In turn, the weight of assuming those massive liabilities could bankrupt the PBGC's insurance program that guarantees a portion of participants' benefits.
A U.S. Government Accountability Office report issued prior to the passage of the 2014 legislation warned that without congressional action, the PBGC's insurance program, funded in part by premiums paid by the plans, would go broke in the next 10 to 15 years.
To prevent that from happening, the 2014 law allows participants' benefits to be cut if certain financial tests are met, such as a plan being projected to become insolvent during a current plan year or any of the next 14 years.
However, the law requires plans to submit their benefit reduction applications to federal regulators and show that the reductions are necessary to keep the plans afloat.
Mr.
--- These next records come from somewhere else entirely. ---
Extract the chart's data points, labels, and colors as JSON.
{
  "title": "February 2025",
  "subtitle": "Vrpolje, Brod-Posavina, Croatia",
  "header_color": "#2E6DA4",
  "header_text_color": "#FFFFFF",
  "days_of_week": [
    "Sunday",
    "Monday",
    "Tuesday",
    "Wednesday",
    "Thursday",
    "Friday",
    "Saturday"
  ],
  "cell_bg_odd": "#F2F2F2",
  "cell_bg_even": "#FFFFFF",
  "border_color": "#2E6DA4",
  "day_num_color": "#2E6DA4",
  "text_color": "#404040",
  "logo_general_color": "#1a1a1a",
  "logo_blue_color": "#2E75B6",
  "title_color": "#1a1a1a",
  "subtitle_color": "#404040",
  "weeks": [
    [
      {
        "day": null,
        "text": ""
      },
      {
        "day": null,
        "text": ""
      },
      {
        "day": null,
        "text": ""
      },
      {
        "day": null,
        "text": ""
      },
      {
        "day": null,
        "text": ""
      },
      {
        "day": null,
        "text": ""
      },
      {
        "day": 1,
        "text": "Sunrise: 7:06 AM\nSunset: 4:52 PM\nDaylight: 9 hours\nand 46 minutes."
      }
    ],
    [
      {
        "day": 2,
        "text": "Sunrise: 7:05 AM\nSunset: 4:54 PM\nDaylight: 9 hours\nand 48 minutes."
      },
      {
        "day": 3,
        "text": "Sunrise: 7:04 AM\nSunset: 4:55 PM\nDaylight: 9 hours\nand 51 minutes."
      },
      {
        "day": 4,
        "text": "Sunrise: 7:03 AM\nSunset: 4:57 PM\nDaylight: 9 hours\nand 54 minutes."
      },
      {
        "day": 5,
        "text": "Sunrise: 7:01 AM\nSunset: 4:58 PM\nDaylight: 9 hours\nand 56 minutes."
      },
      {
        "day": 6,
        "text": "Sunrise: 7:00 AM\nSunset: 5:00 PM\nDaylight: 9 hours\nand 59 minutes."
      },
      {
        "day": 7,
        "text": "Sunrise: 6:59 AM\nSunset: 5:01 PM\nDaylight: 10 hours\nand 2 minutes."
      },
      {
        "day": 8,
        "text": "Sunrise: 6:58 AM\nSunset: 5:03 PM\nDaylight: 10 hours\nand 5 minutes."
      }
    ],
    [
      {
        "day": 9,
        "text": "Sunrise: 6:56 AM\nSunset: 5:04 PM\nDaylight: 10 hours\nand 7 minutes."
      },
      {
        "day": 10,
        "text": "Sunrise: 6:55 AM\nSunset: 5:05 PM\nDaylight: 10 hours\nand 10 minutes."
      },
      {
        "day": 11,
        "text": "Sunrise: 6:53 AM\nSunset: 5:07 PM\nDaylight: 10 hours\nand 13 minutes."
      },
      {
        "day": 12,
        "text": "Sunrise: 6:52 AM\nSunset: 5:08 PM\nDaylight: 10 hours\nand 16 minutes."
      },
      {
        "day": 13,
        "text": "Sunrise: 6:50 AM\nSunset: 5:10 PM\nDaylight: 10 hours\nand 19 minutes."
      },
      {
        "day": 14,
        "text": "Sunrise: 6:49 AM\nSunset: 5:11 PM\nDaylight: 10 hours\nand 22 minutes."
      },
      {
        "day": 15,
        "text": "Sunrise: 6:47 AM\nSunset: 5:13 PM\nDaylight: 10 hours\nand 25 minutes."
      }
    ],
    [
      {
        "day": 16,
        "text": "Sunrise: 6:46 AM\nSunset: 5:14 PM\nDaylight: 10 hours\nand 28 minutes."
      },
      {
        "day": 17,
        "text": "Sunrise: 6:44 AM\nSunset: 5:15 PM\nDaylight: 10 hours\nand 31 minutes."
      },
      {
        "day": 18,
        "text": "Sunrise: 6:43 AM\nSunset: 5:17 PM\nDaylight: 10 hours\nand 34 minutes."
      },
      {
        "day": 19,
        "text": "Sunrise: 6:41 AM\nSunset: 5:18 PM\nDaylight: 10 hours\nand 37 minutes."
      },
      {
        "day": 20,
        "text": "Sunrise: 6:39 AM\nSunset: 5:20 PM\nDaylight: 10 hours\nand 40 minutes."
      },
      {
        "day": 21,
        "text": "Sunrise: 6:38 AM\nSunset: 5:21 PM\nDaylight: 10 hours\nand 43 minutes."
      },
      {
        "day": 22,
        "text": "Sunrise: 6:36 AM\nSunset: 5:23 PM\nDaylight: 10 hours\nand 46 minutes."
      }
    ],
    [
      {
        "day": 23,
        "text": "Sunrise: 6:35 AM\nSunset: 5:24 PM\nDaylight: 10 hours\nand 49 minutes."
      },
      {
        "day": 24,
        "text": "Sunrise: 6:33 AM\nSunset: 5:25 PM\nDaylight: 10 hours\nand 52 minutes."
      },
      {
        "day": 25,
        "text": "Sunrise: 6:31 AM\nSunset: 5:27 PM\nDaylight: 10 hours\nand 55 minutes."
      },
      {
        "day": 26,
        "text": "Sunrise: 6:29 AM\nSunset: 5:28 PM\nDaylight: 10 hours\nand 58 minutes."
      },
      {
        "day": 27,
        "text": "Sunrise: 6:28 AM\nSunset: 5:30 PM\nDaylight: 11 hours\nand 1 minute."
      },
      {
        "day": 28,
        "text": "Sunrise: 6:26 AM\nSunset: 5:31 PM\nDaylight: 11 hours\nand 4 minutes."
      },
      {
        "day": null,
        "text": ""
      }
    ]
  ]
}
Feinberg, whose title will be special master, will oversee the review of those applications.
Mr. Feinberg “has a proven track record of approaching these matters in an even-handed and thoughtful way, and he will oversee an open and balanced process for reviewing these applications,” Treasury Secretary Jacob Lew said in a statement.
Mr. Feinberg's past assignments have included overseeing the Sept. 11 and BP Deepwater Horizon victim compensation funds.
This new assignment, Mr. Feinberg said at a briefing, will be “difficult and challenging,” but also one, he said, that he is “pleased and honored to accept.”
Currently, there are about 1,400 multiemployer plans with about 10.4 million participants, according to the PBGC.